- Education: University of Missouri and Southern Methodist University
- Occupation: Investment manager
- Spouse: Jane Meredith Lewis ​(m. 1982)​

= Kirk Rimer =

American businessman

Kirk Rimer is an American businessman who in 2011 was a managing director of Crow Holdings Capital Investment Partners where he was responsible for the oversight of non-real estate assets and was a managing director at Goldman Sachs between 1990 and 2010.

In January 1986, he received a United States Navy Achievement medal for participating in the Space Shuttle Challenger disaster recovery.

==Early years, education and Navy service==
In 1977, Mr. Rimer was a United States Naval ROTC Scholarship Recipient at the University of Missouri.

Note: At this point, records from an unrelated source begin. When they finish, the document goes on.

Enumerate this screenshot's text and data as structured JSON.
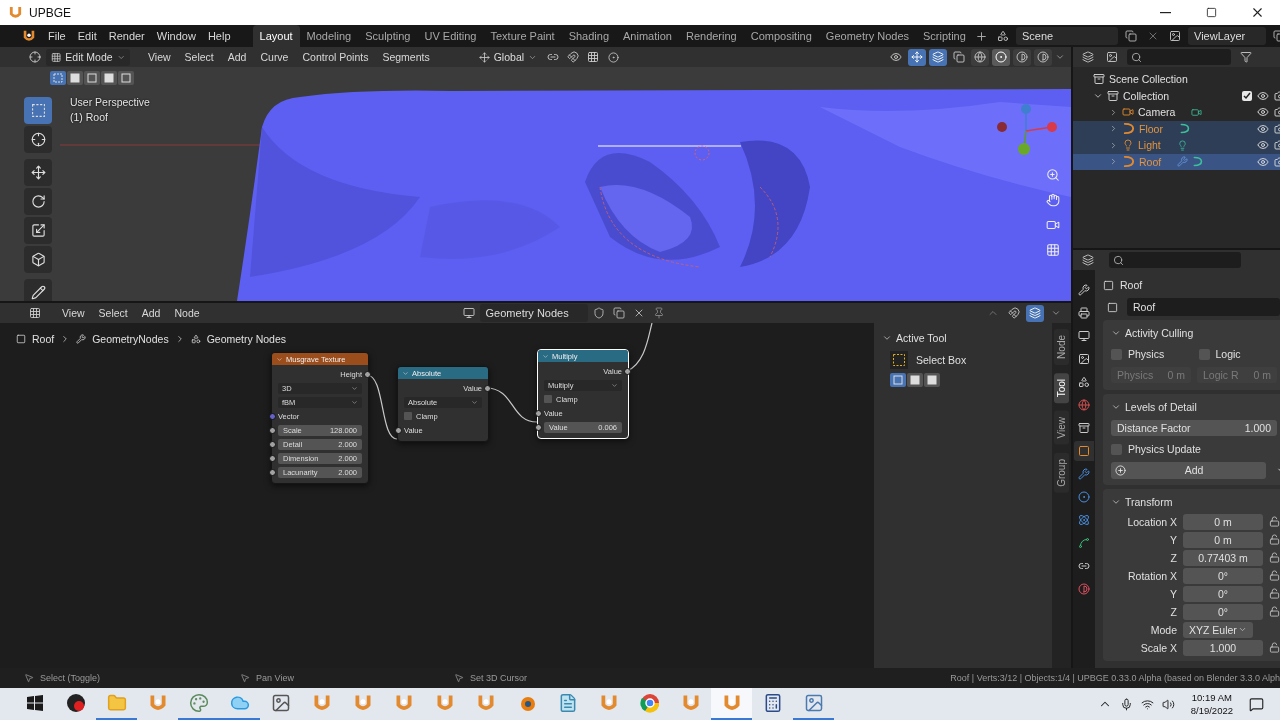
{
  "window": {
    "title": "UPBGE"
  },
  "menu": [
    "File",
    "Edit",
    "Render",
    "Window",
    "Help"
  ],
  "workspaces": [
    {
      "label": "Layout",
      "selected": true
    },
    {
      "label": "Modeling",
      "selected": false
    },
    {
      "label": "Sculpting",
      "selected": false
    },
    {
      "label": "UV Editing",
      "selected": false
    },
    {
      "label": "Texture Paint",
      "selected": false
    },
    {
      "label": "Shading",
      "selected": false
    },
    {
      "label": "Animation",
      "selected": false
    },
    {
      "label": "Rendering",
      "selected": false
    },
    {
      "label": "Compositing",
      "selected": false
    },
    {
      "label": "Geometry Nodes",
      "selected": false
    },
    {
      "label": "Scripting",
      "selected": false
    }
  ],
  "scene": "Scene",
  "view_layer": "ViewLayer",
  "viewport": {
    "mode": "Edit Mode",
    "menus": [
      "View",
      "Select",
      "Add",
      "Curve",
      "Control Points",
      "Segments"
    ],
    "orientation": "Global",
    "select_modes": [
      {
        "selected": true
      },
      {
        "selected": false
      },
      {
        "selected": false
      },
      {
        "selected": false
      },
      {
        "selected": false
      }
    ],
    "shading": [
      {
        "selected": false
      },
      {
        "selected": true
      },
      {
        "selected": false
      },
      {
        "selected": false
      }
    ],
    "view_name": "User Perspective",
    "object_label": "(1) Roof",
    "tools": [
      {
        "selected": true
      },
      {
        "selected": false
      },
      {
        "selected": false
      },
      {
        "selected": false
      },
      {
        "selected": false
      },
      {
        "selected": false
      },
      {
        "selected": false
      }
    ]
  },
  "outliner": {
    "root": "Scene Collection",
    "collection": {
      "label": "Collection",
      "checked": true,
      "expanded": true,
      "children": [
        {
          "label": "Camera",
          "kind": "camera",
          "selected": false,
          "active": false
        },
        {
          "label": "Floor",
          "kind": "curve",
          "selected": true,
          "active": false
        },
        {
          "label": "Light",
          "kind": "light",
          "selected": true,
          "active": false
        },
        {
          "label": "Roof",
          "kind": "curve",
          "selected": true,
          "active": true
        }
      ]
    }
  },
  "node_editor": {
    "menus": [
      "View",
      "Select",
      "Add",
      "Node"
    ],
    "tree": "Geometry Nodes",
    "breadcrumbs": [
      "Roof",
      "GeometryNodes",
      "Geometry Nodes"
    ],
    "nodes": [
      {
        "title": "Musgrave Texture",
        "kind": "texture",
        "selected": false,
        "rows": [
          {
            "kind": "output",
            "label": "Height"
          },
          {
            "kind": "dropdown",
            "value": "3D"
          },
          {
            "kind": "dropdown",
            "value": "fBM"
          },
          {
            "kind": "socket",
            "label": "Vector",
            "color": "#6363c7"
          },
          {
            "kind": "field",
            "label": "Scale",
            "value": "128.000"
          },
          {
            "kind": "field",
            "label": "Detail",
            "value": "2.000"
          },
          {
            "kind": "field",
            "label": "Dimension",
            "value": "2.000"
          },
          {
            "kind": "field",
            "label": "Lacunarity",
            "value": "2.000"
          }
        ]
      },
      {
        "title": "Absolute",
        "kind": "math",
        "selected": false,
        "rows": [
          {
            "kind": "output",
            "label": "Value"
          },
          {
            "kind": "dropdown",
            "value": "Absolute"
          },
          {
            "kind": "checkbox",
            "label": "Clamp",
            "checked": false
          },
          {
            "kind": "socket",
            "label": "Value",
            "color": "#a1a1a1"
          }
        ]
      },
      {
        "title": "Multiply",
        "kind": "math",
        "selected": true,
        "rows": [
          {
            "kind": "output",
            "label": "Value"
          },
          {
            "kind": "dropdown",
            "value": "Multiply"
          },
          {
            "kind": "checkbox",
            "label": "Clamp",
            "checked": false
          },
          {
            "kind": "socket",
            "label": "Value",
            "color": "#a1a1a1"
          },
          {
            "kind": "field",
            "label": "Value",
            "value": "0.006"
          }
        ]
      }
    ],
    "sidebar": {
      "tabs": [
        {
          "label": "Node",
          "selected": false
        },
        {
          "label": "Tool",
          "selected": true
        },
        {
          "label": "View",
          "selected": false
        },
        {
          "label": "Group",
          "selected": false
        }
      ],
      "panel": "Active Tool",
      "tool": "Select Box",
      "tool_modes": [
        {
          "selected": true
        },
        {
          "selected": false
        },
        {
          "selected": false
        }
      ]
    }
  },
  "properties": {
    "tabs": [
      {
        "selected": false
      },
      {
        "selected": false
      },
      {
        "selected": false
      },
      {
        "selected": false
      },
      {
        "selected": false
      },
      {
        "selected": false
      },
      {
        "selected": false
      },
      {
        "selected": true
      },
      {
        "selected": false
      },
      {
        "selected": false
      },
      {
        "selected": false
      },
      {
        "selected": false
      },
      {
        "selected": false
      },
      {
        "selected": false
      }
    ],
    "object": "Roof",
    "name": "Roof",
    "panels": [
      {
        "title": "Activity Culling",
        "expanded": true,
        "rows": [
          {
            "kind": "checks",
            "items": [
              {
                "label": "Physics",
                "checked": false
              },
              {
                "label": "Logic",
                "checked": false
              }
            ]
          },
          {
            "kind": "fields",
            "items": [
              {
                "label": "Physics",
                "value": "0 m",
                "disabled": true
              },
              {
                "label": "Logic R",
                "value": "0 m",
                "disabled": true
              }
            ]
          }
        ]
      },
      {
        "title": "Levels of Detail",
        "expanded": true,
        "rows": [
          {
            "kind": "slider",
            "label": "Distance Factor",
            "value": "1.000"
          },
          {
            "kind": "check",
            "label": "Physics Update",
            "checked": false
          },
          {
            "kind": "add",
            "label": "Add"
          }
        ]
      },
      {
        "title": "Transform",
        "expanded": true,
        "rows": [
          {
            "kind": "prop",
            "label": "Location X",
            "value": "0 m",
            "locked": false
          },
          {
            "kind": "prop",
            "label": "Y",
            "value": "0 m",
            "locked": false
          },
          {
            "kind": "prop",
            "label": "Z",
            "value": "0.77403 m",
            "locked": false
          },
          {
            "kind": "prop",
            "label": "Rotation X",
            "value": "0°",
            "locked": false
          },
          {
            "kind": "prop",
            "label": "Y",
            "value": "0°",
            "locked": false
          },
          {
            "kind": "prop",
            "label": "Z",
            "value": "0°",
            "locked": false
          },
          {
            "kind": "select",
            "label": "Mode",
            "value": "XYZ Euler"
          },
          {
            "kind": "prop",
            "label": "Scale X",
            "value": "1.000",
            "locked": false
          }
        ]
      }
    ]
  },
  "status_bar": {
    "hints": [
      "Select (Toggle)",
      "Pan View",
      "Set 3D Cursor"
    ],
    "info": "Roof | Verts:3/12 | Objects:1/4 | UPBGE 0.33.0 Alpha (based on Blender 3.3.0 Alph"
  },
  "taskbar": {
    "apps": [
      {
        "running": false
      },
      {
        "running": false
      },
      {
        "running": true
      },
      {
        "running": false
      },
      {
        "running": true
      },
      {
        "running": true
      },
      {
        "running": false
      },
      {
        "running": false
      },
      {
        "running": false
      },
      {
        "running": false
      },
      {
        "running": false
      },
      {
        "running": false
      },
      {
        "running": false
      },
      {
        "running": false
      },
      {
        "running": false
      },
      {
        "running": false
      },
      {
        "running": false
      },
      {
        "running": true
      },
      {
        "running": false
      },
      {
        "running": true
      }
    ],
    "time": "10:19 AM",
    "date": "8/19/2022"
  }
}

He graduated from the University of Missouri with a B.A. in Political Science. He earned his M.B.A. from Southern Methodist University's Cox School of Business in 1989.

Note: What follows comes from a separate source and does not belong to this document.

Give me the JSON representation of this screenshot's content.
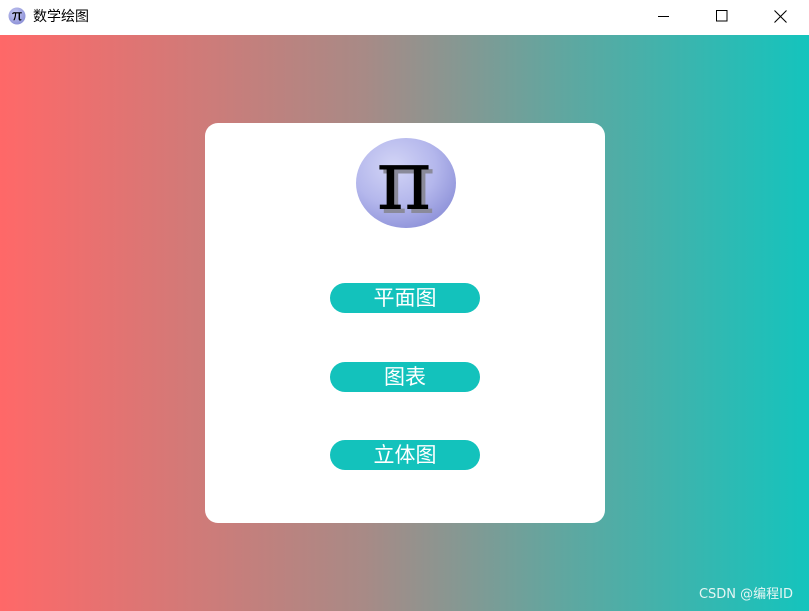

From 1979 to 1988, Rimer was a naval aviator with the United States Navy for nine years. He received his designation as a United States Naval Aviator and received his US Navy Wings in 1982 after graduating top of his flight school class. In January 1986, he received a United States Navy Achievement medal for participating in the NASA Challenger Shuttle Disaster recovery.

==Career==
Prior to joining Crow Holdings Capital in January 2011, Rimer was a managing director at Goldman Sachs and the Southwest Regional Manager for the Private Wealth Management Division in Texas.

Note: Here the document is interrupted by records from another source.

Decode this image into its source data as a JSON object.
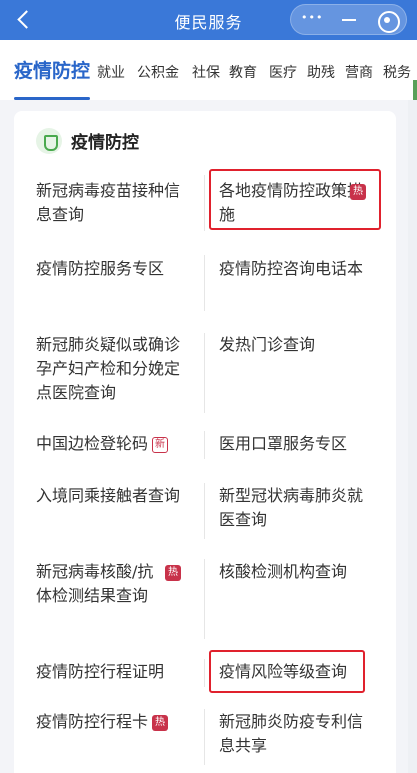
{
  "header": {
    "title": "便民服务"
  },
  "tabs": [
    {
      "label": "疫情防控",
      "active": true
    },
    {
      "label": "就业"
    },
    {
      "label": "公积金"
    },
    {
      "label": "社保"
    },
    {
      "label": "教育"
    },
    {
      "label": "医疗"
    },
    {
      "label": "助残"
    },
    {
      "label": "营商"
    },
    {
      "label": "税务"
    }
  ],
  "card": {
    "title": "疫情防控",
    "items": [
      {
        "label": "新冠病毒疫苗接种信息查询"
      },
      {
        "label": "各地疫情防控政策措施",
        "tag": "热"
      },
      {
        "label": "疫情防控服务专区"
      },
      {
        "label": "疫情防控咨询电话本"
      },
      {
        "label": "新冠肺炎疑似或确诊孕产妇产检和分娩定点医院查询"
      },
      {
        "label": "发热门诊查询"
      },
      {
        "label": "中国边检登轮码",
        "tag": "新"
      },
      {
        "label": "医用口罩服务专区"
      },
      {
        "label": "入境同乘接触者查询"
      },
      {
        "label": "新型冠状病毒肺炎就医查询"
      },
      {
        "label": "新冠病毒核酸/抗体检测结果查询",
        "tag": "热"
      },
      {
        "label": "核酸检测机构查询"
      },
      {
        "label": "疫情防控行程证明"
      },
      {
        "label": "疫情风险等级查询"
      },
      {
        "label": "疫情防控行程卡",
        "tag": "热"
      },
      {
        "label": "新冠肺炎防疫专利信息共享"
      }
    ]
  },
  "colors": {
    "header": "#3a78d8",
    "accent": "#2a66c9",
    "hot": "#c8324a",
    "highlight": "#e0212d"
  }
}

He worked for Goldman Sachs for 20 years (from 1990 to 2010), focusing on risk management and equity investments, and was promoted to managing director of Goldman Sachs in October 2002.

==Community service==
In 1993, Mr. Rimer founded the non-profit Time for Dallas, a young professional volunteer organization. In 1994, he received the Future Leader of Dallas award from the Dallas Junior Chamber of Commerce.

Rimer became a trustee of Austin College in Sherman, Texas.

He is the Chairman of the Don Jackson Center for Financial Studies at Southern Methodist University and he sits on the executive board for SMU's Cox School of Business. He is also a Director for the Baylor Health Care System Foundation. He is a Director on the advisory board for Shatterproof.

In February 2016, Mr. Rimer joined the board of directors for Goodwill Industries of Dallas, Inc.

==Personal life==
Rimer has been married to Jane Meredith Lewis since 1982.